The impact was immediate: participating companies rated the format with a Net Promoter Score of 75%, noting that the meetings led to concrete follow-up negotiations and next steps with potential partners.

Which institutional instruments make this cooperation work?

OP: Two are very important. The first, Enterprise Europe Network (EEN) – our contact point for EU–Ukraine B2B matchmaking and partnership development, covering over 60 countries. The second, Eastern Ukraine European Digital Innovation Hub (EDIH) – an EU-co-funded hub that provides SMEs with access to digital testing, training, and innovation services in AI, cybersecurity, and Industry 4.0 solutions.

Together they form an institutional bridge between European and Ukrainian SMEs – a channel for knowledge transfer, digital skills, and joint projects like Digital Europe, Horizon Europe, and the Single Market Programme.

KP: Which cooperation niches are ready “tomorrow morning”?

OP: According to our observations, four domains stand out:

  • Web development, analytics and applied AI for big variety of industries
  • Dual-use, unmanned vehicles and robotics technologies with clear compliance and certification pathways
  • Industry 4.0/5.0 — digital twins, IIoT, predictive maintenance, and edge systems
  • Cybersecurity — especially for critical infrastructure and OT environments

All are directly aligned with EU investment priorities and Ukraine’s existing industrial competencies and needs. And all align with the EU’s investment priorities – Digital Europe, Horizon Europe and the Single Market Programme, as mentioned above.

KP: How can a European company or fund start working with Ukraine’s tech sector tomorrow?

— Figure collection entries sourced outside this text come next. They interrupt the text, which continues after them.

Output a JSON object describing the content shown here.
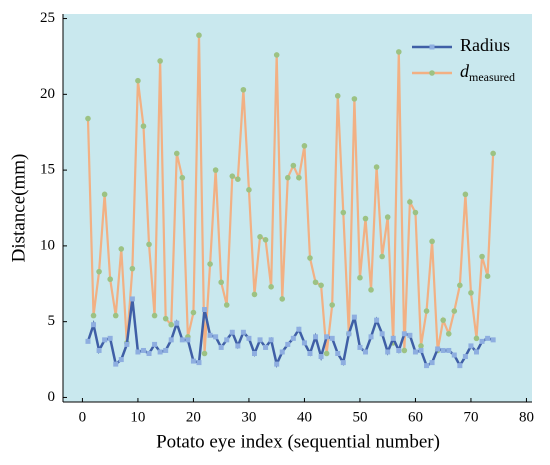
{
  "chart_data": {
    "type": "line",
    "x_label": "Potato eye index (sequential number)",
    "y_label": "Distance(mm)",
    "x": [
      1,
      2,
      3,
      4,
      5,
      6,
      7,
      8,
      9,
      10,
      11,
      12,
      13,
      14,
      15,
      16,
      17,
      18,
      19,
      20,
      21,
      22,
      23,
      24,
      25,
      26,
      27,
      28,
      29,
      30,
      31,
      32,
      33,
      34,
      35,
      36,
      37,
      38,
      39,
      40,
      41,
      42,
      43,
      44,
      45,
      46,
      47,
      48,
      49,
      50,
      51,
      52,
      53,
      54,
      55,
      56,
      57,
      58,
      59,
      60,
      61,
      62,
      63,
      64,
      65,
      66,
      67,
      68,
      69,
      70,
      71,
      72,
      73,
      74
    ],
    "series": [
      {
        "name": "Radius",
        "color": "#3f5fa6",
        "marker_color": "#8eaee0",
        "values": [
          3.7,
          4.8,
          3.1,
          3.8,
          3.9,
          2.2,
          2.5,
          3.5,
          6.5,
          3.0,
          3.1,
          2.9,
          3.5,
          3.0,
          3.1,
          3.8,
          4.9,
          3.8,
          3.8,
          2.4,
          2.3,
          5.8,
          4.1,
          4.0,
          3.3,
          3.8,
          4.3,
          3.4,
          4.3,
          3.9,
          2.9,
          3.8,
          3.3,
          3.8,
          2.2,
          3.0,
          3.5,
          3.9,
          4.5,
          3.6,
          2.9,
          4.0,
          2.7,
          4.0,
          3.9,
          2.9,
          2.3,
          4.2,
          5.3,
          3.3,
          3.0,
          4.0,
          5.1,
          4.2,
          3.0,
          3.9,
          3.1,
          4.2,
          4.1,
          3.0,
          3.1,
          2.1,
          2.3,
          3.2,
          3.1,
          3.1,
          2.8,
          2.1,
          2.7,
          3.4,
          3.0,
          3.7,
          3.9,
          3.8
        ]
      },
      {
        "name": "d",
        "name_subscript": "measured",
        "color": "#f2b083",
        "marker_color": "#9cc283",
        "values": [
          18.4,
          5.4,
          8.3,
          13.4,
          7.8,
          5.4,
          9.8,
          3.6,
          8.5,
          20.9,
          17.9,
          10.1,
          5.4,
          22.2,
          5.2,
          4.8,
          16.1,
          14.5,
          4.0,
          5.6,
          23.9,
          2.9,
          8.8,
          15.0,
          7.6,
          6.1,
          14.6,
          14.4,
          20.3,
          13.7,
          6.8,
          10.6,
          10.4,
          7.3,
          22.6,
          6.5,
          14.5,
          15.3,
          14.5,
          16.6,
          9.2,
          7.6,
          7.4,
          2.9,
          6.1,
          19.9,
          12.2,
          4.2,
          19.7,
          7.9,
          11.8,
          7.1,
          15.2,
          9.3,
          11.9,
          3.6,
          22.8,
          3.1,
          12.9,
          12.2,
          3.4,
          5.7,
          10.3,
          3.1,
          5.1,
          4.2,
          5.7,
          7.4,
          13.4,
          6.9,
          3.9,
          9.3,
          8.0,
          16.1
        ]
      }
    ],
    "xlim": [
      -3.5,
      81
    ],
    "ylim": [
      -0.3,
      25.3
    ],
    "xticks": [
      0,
      10,
      20,
      30,
      40,
      50,
      60,
      70,
      80
    ],
    "yticks": [
      0,
      5,
      10,
      15,
      20,
      25
    ],
    "legend": "upper right",
    "background": "#c9e8ee"
  }
}
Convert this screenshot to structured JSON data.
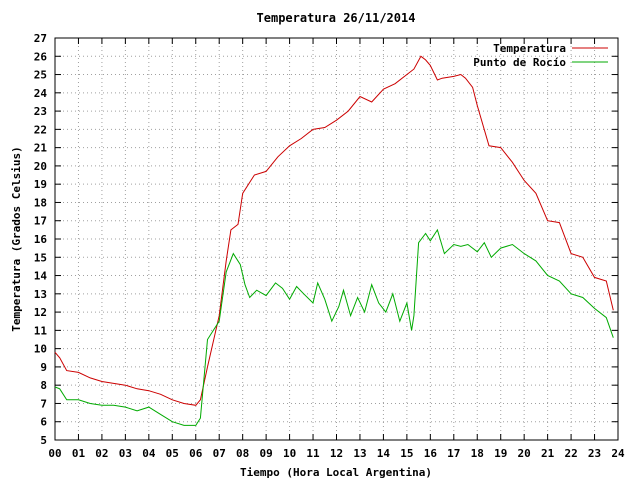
{
  "chart_data": {
    "type": "line",
    "title": "Temperatura 26/11/2014",
    "xlabel": "Tiempo (Hora Local Argentina)",
    "ylabel": "Temperatura (Grados Celsius)",
    "xlim": [
      0,
      24
    ],
    "ylim": [
      5,
      27
    ],
    "grid": true,
    "legend_position": "top-right",
    "x_ticks": [
      "00",
      "01",
      "02",
      "03",
      "04",
      "05",
      "06",
      "07",
      "08",
      "09",
      "10",
      "11",
      "12",
      "13",
      "14",
      "15",
      "16",
      "17",
      "18",
      "19",
      "20",
      "21",
      "22",
      "23",
      "24"
    ],
    "y_ticks": [
      "5",
      "6",
      "7",
      "8",
      "9",
      "10",
      "11",
      "12",
      "13",
      "14",
      "15",
      "16",
      "17",
      "18",
      "19",
      "20",
      "21",
      "22",
      "23",
      "24",
      "25",
      "26",
      "27"
    ],
    "series": [
      {
        "name": "Temperatura",
        "color": "#cc0000",
        "x": [
          0,
          0.2,
          0.5,
          1.0,
          1.5,
          2.0,
          2.5,
          3.0,
          3.5,
          4.0,
          4.5,
          5.0,
          5.5,
          6.0,
          6.2,
          6.5,
          7.0,
          7.3,
          7.5,
          7.8,
          8.0,
          8.5,
          9.0,
          9.5,
          10.0,
          10.5,
          11.0,
          11.5,
          12.0,
          12.5,
          13.0,
          13.5,
          14.0,
          14.5,
          15.0,
          15.3,
          15.6,
          15.8,
          16.0,
          16.3,
          16.5,
          17.0,
          17.3,
          17.5,
          17.8,
          18.0,
          18.5,
          19.0,
          19.5,
          20.0,
          20.5,
          21.0,
          21.5,
          22.0,
          22.5,
          23.0,
          23.5,
          23.8
        ],
        "y": [
          9.8,
          9.5,
          8.8,
          8.7,
          8.4,
          8.2,
          8.1,
          8.0,
          7.8,
          7.7,
          7.5,
          7.2,
          7.0,
          6.9,
          7.2,
          9.0,
          11.8,
          14.8,
          16.5,
          16.8,
          18.5,
          19.5,
          19.7,
          20.5,
          21.1,
          21.5,
          22.0,
          22.1,
          22.5,
          23.0,
          23.8,
          23.5,
          24.2,
          24.5,
          25.0,
          25.3,
          26.0,
          25.8,
          25.5,
          24.7,
          24.8,
          24.9,
          25.0,
          24.8,
          24.3,
          23.3,
          21.1,
          21.0,
          20.2,
          19.2,
          18.5,
          17.0,
          16.9,
          15.2,
          15.0,
          13.9,
          13.7,
          12.1
        ]
      },
      {
        "name": "Punto de Rocío",
        "color": "#00aa00",
        "x": [
          0,
          0.2,
          0.5,
          1.0,
          1.5,
          2.0,
          2.5,
          3.0,
          3.5,
          4.0,
          4.5,
          5.0,
          5.5,
          6.0,
          6.2,
          6.5,
          7.0,
          7.3,
          7.6,
          7.9,
          8.1,
          8.3,
          8.6,
          9.0,
          9.4,
          9.7,
          10.0,
          10.3,
          10.6,
          11.0,
          11.2,
          11.5,
          11.8,
          12.1,
          12.3,
          12.6,
          12.9,
          13.2,
          13.5,
          13.8,
          14.1,
          14.4,
          14.7,
          15.0,
          15.2,
          15.3,
          15.5,
          15.8,
          16.0,
          16.3,
          16.6,
          17.0,
          17.3,
          17.6,
          18.0,
          18.3,
          18.6,
          19.0,
          19.5,
          20.0,
          20.5,
          21.0,
          21.5,
          22.0,
          22.5,
          23.0,
          23.5,
          23.8
        ],
        "y": [
          7.9,
          7.8,
          7.2,
          7.2,
          7.0,
          6.9,
          6.9,
          6.8,
          6.6,
          6.8,
          6.4,
          6.0,
          5.8,
          5.8,
          6.2,
          10.5,
          11.5,
          14.2,
          15.2,
          14.6,
          13.5,
          12.8,
          13.2,
          12.9,
          13.6,
          13.3,
          12.7,
          13.4,
          13.0,
          12.5,
          13.6,
          12.7,
          11.5,
          12.3,
          13.2,
          11.8,
          12.8,
          12.0,
          13.5,
          12.5,
          12.0,
          13.0,
          11.5,
          12.5,
          11.0,
          11.8,
          15.8,
          16.3,
          15.9,
          16.5,
          15.2,
          15.7,
          15.6,
          15.7,
          15.3,
          15.8,
          15.0,
          15.5,
          15.7,
          15.2,
          14.8,
          14.0,
          13.7,
          13.0,
          12.8,
          12.2,
          11.7,
          10.6
        ]
      }
    ]
  }
}
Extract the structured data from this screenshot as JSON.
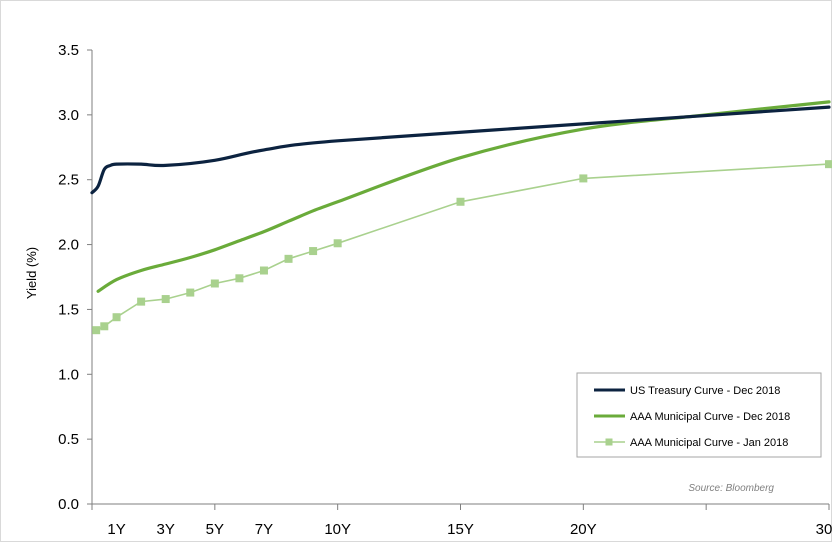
{
  "chart_data": {
    "type": "line",
    "ylabel": "Yield (%)",
    "ylim": [
      0,
      3.5
    ],
    "yticks": [
      "0.0",
      "0.5",
      "1.0",
      "1.5",
      "2.0",
      "2.5",
      "3.0",
      "3.5"
    ],
    "xlim": [
      0,
      30
    ],
    "xticks": [
      {
        "label": "1Y",
        "value": 1
      },
      {
        "label": "3Y",
        "value": 3
      },
      {
        "label": "5Y",
        "value": 5
      },
      {
        "label": "7Y",
        "value": 7
      },
      {
        "label": "10Y",
        "value": 10
      },
      {
        "label": "15Y",
        "value": 15
      },
      {
        "label": "20Y",
        "value": 20
      },
      {
        "label": "30Y",
        "value": 30
      }
    ],
    "legend_position": "bottom-right",
    "source": "Source:  Bloomberg",
    "series": [
      {
        "name": "US Treasury Curve - Dec 2018",
        "color": "#0c2340",
        "marker": "none",
        "x": [
          0.0,
          0.25,
          0.5,
          0.75,
          1.0,
          2.0,
          3.0,
          5.0,
          7.0,
          10.0,
          20.0,
          30.0
        ],
        "y": [
          2.4,
          2.45,
          2.58,
          2.61,
          2.62,
          2.62,
          2.61,
          2.65,
          2.73,
          2.8,
          2.93,
          3.06
        ]
      },
      {
        "name": "AAA Municipal Curve - Dec 2018",
        "color": "#6aab3a",
        "marker": "none",
        "x": [
          0.25,
          1.0,
          2.0,
          3.0,
          4.0,
          5.0,
          6.0,
          7.0,
          8.0,
          9.0,
          10.0,
          15.0,
          20.0,
          25.0,
          30.0
        ],
        "y": [
          1.64,
          1.73,
          1.8,
          1.85,
          1.9,
          1.96,
          2.03,
          2.1,
          2.18,
          2.26,
          2.33,
          2.67,
          2.89,
          3.0,
          3.1
        ]
      },
      {
        "name": "AAA Municipal Curve - Jan 2018",
        "color": "#a9d18e",
        "marker": "square",
        "x": [
          0.17,
          0.5,
          1.0,
          2.0,
          3.0,
          4.0,
          5.0,
          6.0,
          7.0,
          8.0,
          9.0,
          10.0,
          15.0,
          20.0,
          30.0
        ],
        "y": [
          1.34,
          1.37,
          1.44,
          1.56,
          1.58,
          1.63,
          1.7,
          1.74,
          1.8,
          1.89,
          1.95,
          2.01,
          2.33,
          2.51,
          2.62
        ]
      }
    ]
  }
}
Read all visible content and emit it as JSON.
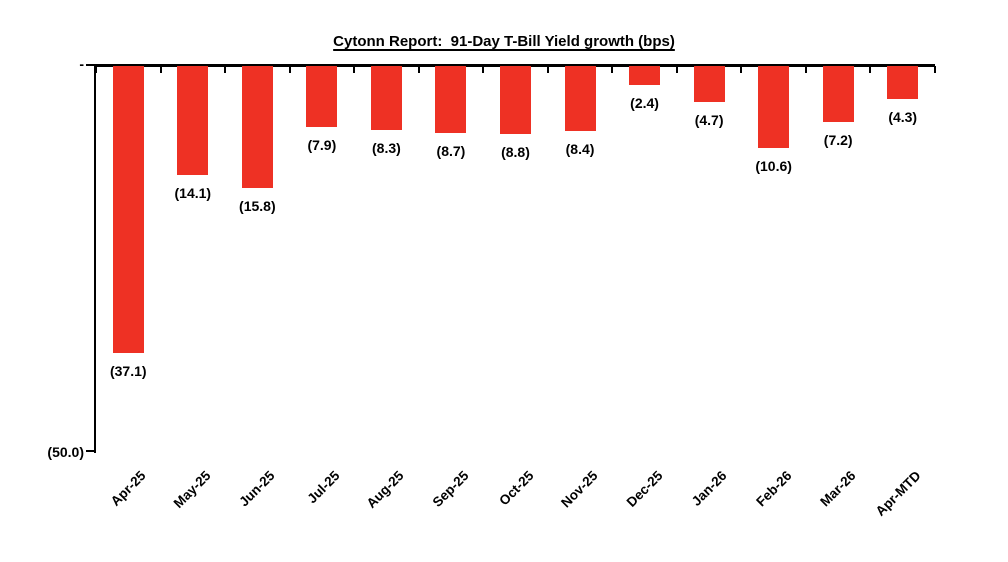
{
  "chart_data": {
    "type": "bar",
    "title": "Cytonn Report:  91-Day T-Bill Yield growth (bps)",
    "categories": [
      "Apr-25",
      "May-25",
      "Jun-25",
      "Jul-25",
      "Aug-25",
      "Sep-25",
      "Oct-25",
      "Nov-25",
      "Dec-25",
      "Jan-26",
      "Feb-26",
      "Mar-26",
      "Apr-MTD"
    ],
    "values": [
      -37.1,
      -14.1,
      -15.8,
      -7.9,
      -8.3,
      -8.7,
      -8.8,
      -8.4,
      -2.4,
      -4.7,
      -10.6,
      -7.2,
      -4.3
    ],
    "data_labels": [
      "(37.1)",
      "(14.1)",
      "(15.8)",
      "(7.9)",
      "(8.3)",
      "(8.7)",
      "(8.8)",
      "(8.4)",
      "(2.4)",
      "(4.7)",
      "(10.6)",
      "(7.2)",
      "(4.3)"
    ],
    "xlabel": "",
    "ylabel": "",
    "ylim": [
      -50,
      0
    ],
    "y_axis_ticks": [
      {
        "value": 0,
        "label": "-"
      },
      {
        "value": -50,
        "label": "(50.0)"
      }
    ],
    "bar_color": "#EE3124",
    "text_color": "#000000",
    "grid": false,
    "legend": false,
    "orientation": "vertical",
    "bars_direction": "downward-from-zero"
  }
}
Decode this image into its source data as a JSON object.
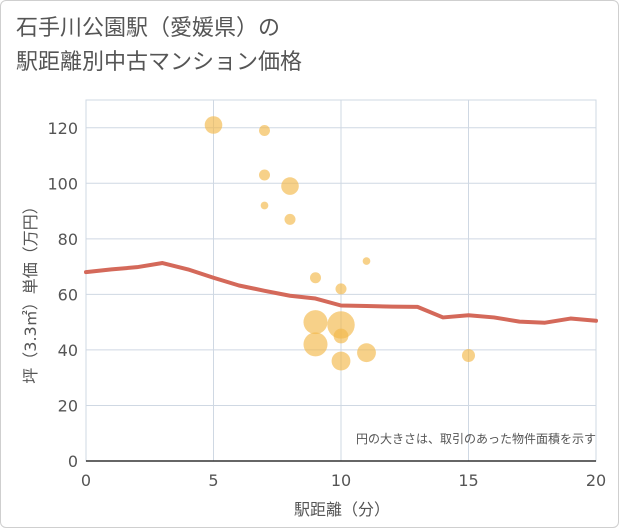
{
  "title_line1": "石手川公園駅（愛媛県）の",
  "title_line2": "駅距離別中古マンション価格",
  "chart_data": {
    "type": "scatter",
    "title": "石手川公園駅（愛媛県）の駅距離別中古マンション価格",
    "xlabel": "駅距離（分）",
    "ylabel": "坪（3.3㎡）単価（万円）",
    "xlim": [
      0,
      20
    ],
    "ylim": [
      0,
      130
    ],
    "xticks": [
      0,
      5,
      10,
      15,
      20
    ],
    "yticks": [
      0,
      20,
      40,
      60,
      80,
      100,
      120
    ],
    "grid": true,
    "note": "円の大きさは、取引のあった物件面積を示す",
    "colors": {
      "bubble": "#f3b94a",
      "line": "#d4695a"
    },
    "bubbles": [
      {
        "x": 5,
        "y": 121,
        "size": 3
      },
      {
        "x": 7,
        "y": 119,
        "size": 1
      },
      {
        "x": 7,
        "y": 103,
        "size": 1
      },
      {
        "x": 7,
        "y": 92,
        "size": 0.4
      },
      {
        "x": 8,
        "y": 99,
        "size": 3
      },
      {
        "x": 8,
        "y": 87,
        "size": 1
      },
      {
        "x": 9,
        "y": 66,
        "size": 1
      },
      {
        "x": 10,
        "y": 62,
        "size": 1
      },
      {
        "x": 11,
        "y": 72,
        "size": 0.4
      },
      {
        "x": 9,
        "y": 50,
        "size": 6
      },
      {
        "x": 10,
        "y": 49,
        "size": 8
      },
      {
        "x": 9,
        "y": 42,
        "size": 6
      },
      {
        "x": 10,
        "y": 45,
        "size": 2
      },
      {
        "x": 10,
        "y": 36,
        "size": 3.5
      },
      {
        "x": 11,
        "y": 39,
        "size": 3.5
      },
      {
        "x": 15,
        "y": 38,
        "size": 1.5
      }
    ],
    "trend_line": {
      "x": [
        0,
        1,
        2,
        3,
        4,
        5,
        6,
        7,
        8,
        9,
        10,
        11,
        12,
        13,
        14,
        15,
        16,
        17,
        18,
        19,
        20
      ],
      "y": [
        68,
        69,
        69.8,
        71.3,
        69,
        66,
        63.2,
        61.3,
        59.5,
        58.5,
        56,
        55.8,
        55.6,
        55.5,
        51.7,
        52.5,
        51.7,
        50.2,
        49.8,
        51.3,
        50.5
      ]
    }
  }
}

OP: Here are three practical steps:

First, contact Kharkiv IT Cluster. We can organize B2B matchmaking within a week, connect you with verified companies that fit your needs, and ensure a transparent, secure introduction process.

Second, use institutional platforms: Enterprise Europe Network for official partnership frameworks, and Eastern Ukraine EDIH for pilot projects in digital innovation. These are EU-compliant mechanisms that protect both sides and make cooperation easy to start.

Third, consider forming consortium partnerships for EU grants. Ukrainian tech companies have strong R&D capabilities, and joint applications under Horizon Europe or Digital Europe programs have a high chance of success. We’re already helping to build such alliances.